Play is about FUN! So many people treat play as an exercise, it’s not an exercise its PLAY! So lose your inhibitions, get silly, go wild, get on your hands and knees, play hide and seek, run and dance and lose yourself like no one is watching!
It’s gotta be a FUN time not a LONG time!
So how long should a play session be? Well how long is too long? What’s a good time? How long is a piece of string? Play is something that is fast and fun, remember it doesn’t need to be a duration thing, short and sweet and engaged is the key to success! You need to keep the engagement up and remember that 30 seconds of pure bliss is better than 2 minutes of average energy! Don’t time your sessions rigidly, but do keep an eye on them and always try to keep them spontaneous! Spontaneity is super for creating more awesomeness!
LOWER the pressure!
So many people pressure play, stress it out and in ways that you are not even aware sometimes! Give your dog easy wins, let them lead the game, dance with your dog, try to make it action packed but not over facing, now that’s a fine art and a balancing act! If your dog doesn’t want to play then give him some down time and chill. Try again later, and adapt the arousal to suit but don’t over pressure and don’t stress your dog or yourself trying to make it happen. It really needs to feel good. I have learnt this most of all with my cocker spaniels who are not chase driven… they need to be in the mood!

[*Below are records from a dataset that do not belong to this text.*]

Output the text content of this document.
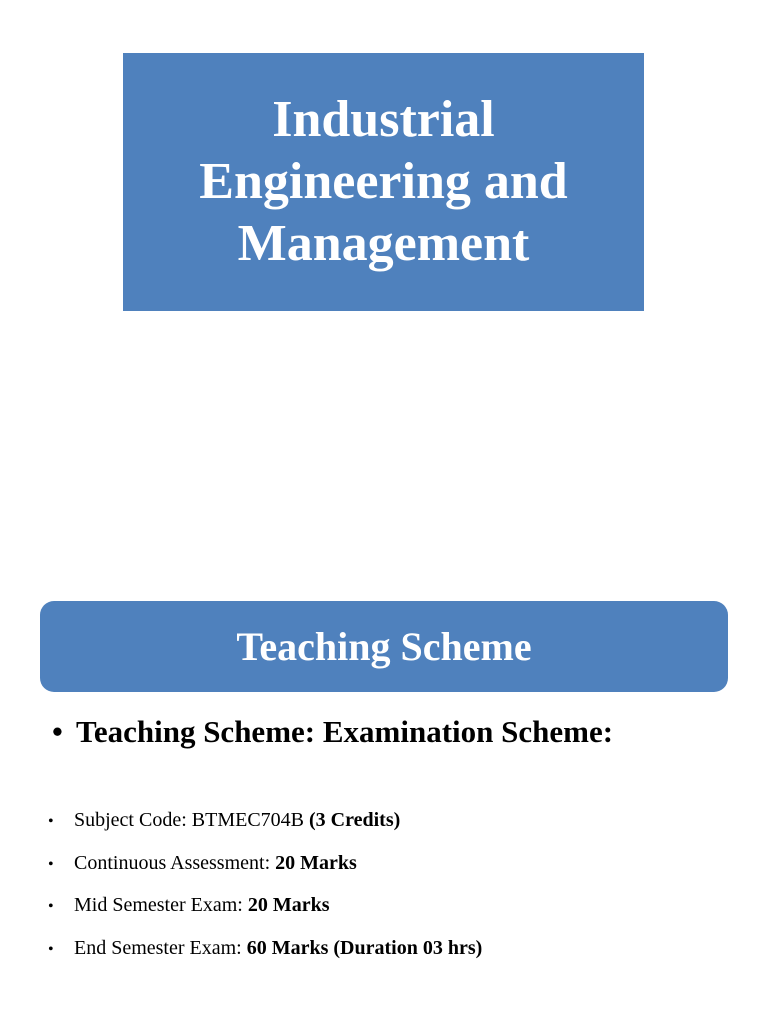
Industrial
Engineering and
Management
Teaching Scheme
• Teaching Scheme: Examination Scheme:
• Subject Code: BTMEC704B (3 Credits)
• Continuous Assessment: 20 Marks
• Mid Semester Exam: 20 Marks
• End Semester Exam: 60 Marks (Duration 03 hrs)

Let your relationship grow with trust!
We want to build big hearts and unbreakable bonds through relationship and trust. Make the game or the chase challenging but achievable for your dog, look after them in the game and make sure that you are in it together. Neither of you are winning or losing you are enjoying spending some good time together. Make sure you play safely and fairly and look after that element of trust between you!
Stay on task….
Remember animation and activation action in all things play! Stay engaging and stay on task, with play you need to become the creator and the innovator of the game and when you are playing give your dog all of yourself. For example sometimes I’m playing around the competition arena with one of my dogs and someone will come up to me with questions or friendly things to say, but I politely let them know I’m busy and will catch up with them really soon!
Try to give your dog your time, after all he is giving you his. And you are building up that trust step by step!